Alibaba Leads China Stocks to Slump as Covid Fears Return, Risking Economic Rebound

marketwatch2023-05-25

Alibaba is a Chinese e-commerce giant highly sensitive to consumer spending.

Qilai Shen/Bloomberg

Chinese stocks have slumped this week amid fears of a new wave of Covid-19 cases, which would risk growth in the world’s second-largest economy and test the decision to reopen the country after lockdowns induced a slowdown last year.

China faces a Covid-19 variant that has fueled many new cases across the country since late last month, with expectations that infections will continue to rise, Bloomberg reported on Monday, citing local media reports of remarks from a senior health advisor. Expectations are for 40 million infections a week by the end of May, before a peak of 65 million infections a week in June, with authorities scrambling to prepare vaccines to counter the wave, according to the reports.

It would be China’s biggest Covid-19 wave yet, according to World Health Organization data, with the peak of infections during the week of Dec. 19—after the government moved to reopen the country—topping out just above 41 million cases.

A return to lockdowns would be a blow to Chinese stocks—and the global economic picture—after severe restrictions throughout last year weighed heavily on growth.
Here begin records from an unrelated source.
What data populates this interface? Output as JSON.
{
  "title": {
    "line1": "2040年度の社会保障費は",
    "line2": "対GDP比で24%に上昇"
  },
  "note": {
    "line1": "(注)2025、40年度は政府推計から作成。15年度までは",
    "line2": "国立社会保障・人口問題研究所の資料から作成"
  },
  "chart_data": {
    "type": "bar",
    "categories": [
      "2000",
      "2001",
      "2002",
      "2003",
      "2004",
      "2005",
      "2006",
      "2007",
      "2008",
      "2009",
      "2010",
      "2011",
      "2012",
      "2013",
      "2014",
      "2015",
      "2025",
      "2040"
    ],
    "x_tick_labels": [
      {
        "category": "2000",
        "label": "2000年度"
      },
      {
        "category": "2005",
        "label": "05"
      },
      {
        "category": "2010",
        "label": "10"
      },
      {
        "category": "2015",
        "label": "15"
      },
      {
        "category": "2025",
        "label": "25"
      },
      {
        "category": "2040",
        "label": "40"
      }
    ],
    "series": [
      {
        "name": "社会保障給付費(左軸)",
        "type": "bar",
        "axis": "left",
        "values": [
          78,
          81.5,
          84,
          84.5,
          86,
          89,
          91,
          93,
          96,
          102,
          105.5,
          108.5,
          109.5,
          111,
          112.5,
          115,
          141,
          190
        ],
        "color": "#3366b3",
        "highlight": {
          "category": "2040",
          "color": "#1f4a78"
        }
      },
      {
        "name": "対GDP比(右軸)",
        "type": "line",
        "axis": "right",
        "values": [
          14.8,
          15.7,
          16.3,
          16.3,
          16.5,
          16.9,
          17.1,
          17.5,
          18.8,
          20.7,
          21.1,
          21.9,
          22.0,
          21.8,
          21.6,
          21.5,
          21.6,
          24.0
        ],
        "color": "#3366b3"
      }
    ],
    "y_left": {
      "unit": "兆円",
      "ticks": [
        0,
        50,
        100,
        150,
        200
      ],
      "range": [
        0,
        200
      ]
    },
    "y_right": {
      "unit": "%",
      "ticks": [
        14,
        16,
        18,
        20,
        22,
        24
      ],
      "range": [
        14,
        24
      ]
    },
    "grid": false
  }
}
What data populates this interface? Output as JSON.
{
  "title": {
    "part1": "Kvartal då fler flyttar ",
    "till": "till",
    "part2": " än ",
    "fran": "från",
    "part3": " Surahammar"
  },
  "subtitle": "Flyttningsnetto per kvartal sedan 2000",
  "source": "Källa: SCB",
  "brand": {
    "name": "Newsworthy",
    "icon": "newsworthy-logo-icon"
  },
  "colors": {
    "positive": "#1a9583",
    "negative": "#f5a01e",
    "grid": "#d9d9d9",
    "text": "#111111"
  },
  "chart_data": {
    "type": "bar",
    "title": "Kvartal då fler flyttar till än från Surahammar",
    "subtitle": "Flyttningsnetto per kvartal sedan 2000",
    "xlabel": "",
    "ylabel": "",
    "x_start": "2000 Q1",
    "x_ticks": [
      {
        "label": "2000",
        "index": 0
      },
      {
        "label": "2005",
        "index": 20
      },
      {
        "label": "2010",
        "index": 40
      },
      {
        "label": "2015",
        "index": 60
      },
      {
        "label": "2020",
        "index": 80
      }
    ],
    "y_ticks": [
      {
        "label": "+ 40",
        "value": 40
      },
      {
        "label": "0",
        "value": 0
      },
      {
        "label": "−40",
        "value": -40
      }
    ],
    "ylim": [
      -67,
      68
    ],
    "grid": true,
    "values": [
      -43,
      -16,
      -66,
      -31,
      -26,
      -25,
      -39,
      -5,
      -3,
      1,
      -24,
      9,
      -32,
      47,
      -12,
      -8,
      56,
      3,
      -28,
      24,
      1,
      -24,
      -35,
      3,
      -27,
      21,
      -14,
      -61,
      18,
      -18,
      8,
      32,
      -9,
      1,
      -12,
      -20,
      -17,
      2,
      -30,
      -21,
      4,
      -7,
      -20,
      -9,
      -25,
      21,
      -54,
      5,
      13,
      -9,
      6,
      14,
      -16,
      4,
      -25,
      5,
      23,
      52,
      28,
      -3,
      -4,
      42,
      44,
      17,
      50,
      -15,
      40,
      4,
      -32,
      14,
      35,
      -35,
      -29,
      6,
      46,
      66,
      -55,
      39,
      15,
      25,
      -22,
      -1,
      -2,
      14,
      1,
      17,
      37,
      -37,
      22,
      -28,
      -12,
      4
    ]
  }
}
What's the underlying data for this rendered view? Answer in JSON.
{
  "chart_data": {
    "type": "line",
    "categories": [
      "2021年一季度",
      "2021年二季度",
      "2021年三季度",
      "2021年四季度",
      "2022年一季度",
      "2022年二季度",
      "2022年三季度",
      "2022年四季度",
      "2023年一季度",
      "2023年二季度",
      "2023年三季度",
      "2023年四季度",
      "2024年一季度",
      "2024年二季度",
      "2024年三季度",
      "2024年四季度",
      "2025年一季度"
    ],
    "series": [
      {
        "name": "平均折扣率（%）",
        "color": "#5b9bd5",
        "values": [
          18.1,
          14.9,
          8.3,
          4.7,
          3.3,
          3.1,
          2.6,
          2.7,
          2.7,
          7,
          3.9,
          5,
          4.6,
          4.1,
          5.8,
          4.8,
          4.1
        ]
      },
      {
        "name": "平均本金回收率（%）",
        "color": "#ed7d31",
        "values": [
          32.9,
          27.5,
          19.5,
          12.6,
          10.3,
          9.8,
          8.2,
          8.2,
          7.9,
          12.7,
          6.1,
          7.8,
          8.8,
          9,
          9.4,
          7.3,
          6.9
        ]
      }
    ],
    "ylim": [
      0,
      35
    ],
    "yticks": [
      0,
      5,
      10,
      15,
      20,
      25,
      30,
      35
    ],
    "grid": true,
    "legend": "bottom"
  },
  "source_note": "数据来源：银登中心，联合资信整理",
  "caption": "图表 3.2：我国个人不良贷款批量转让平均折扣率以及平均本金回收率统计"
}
Shares in Alibaba (ticker: BABA), a Chinese e-commerce giant highly sensitive to consumer spending, shed nearly 1% in U.S. premarket trading on Thursday, having already declined 10.5% over the five days to Wednesday’s close.

JD.com (JD), another e-commerce group, saw its stock drop 1.5% in the premarket, extending declines after an 8.5% slide in the five days to Wednesday’s close.

Hong Kong’s Hang Seng Index tumbled 1.9%, seeing its third straight day of declines and its worst three-day losing streak in more than two months.

The yuan, too, has weakened, losing 0.1% on Thursday to bring declines across the last month to near 2.1%.

“The yuan, along with weakness in industrial metals, have been signaling continuing vulnerability in the Chinese economy,” said Quincy Krosby, the chief global strategist for LPL Financial. “Now authorities are facing a deeper slowdown as expectations rise for another significant outbreak of Covid … without a sustainable blueprint underpinned by fiscal stimulus measures, economic growth could be thwarted by the country’s underlying problems.”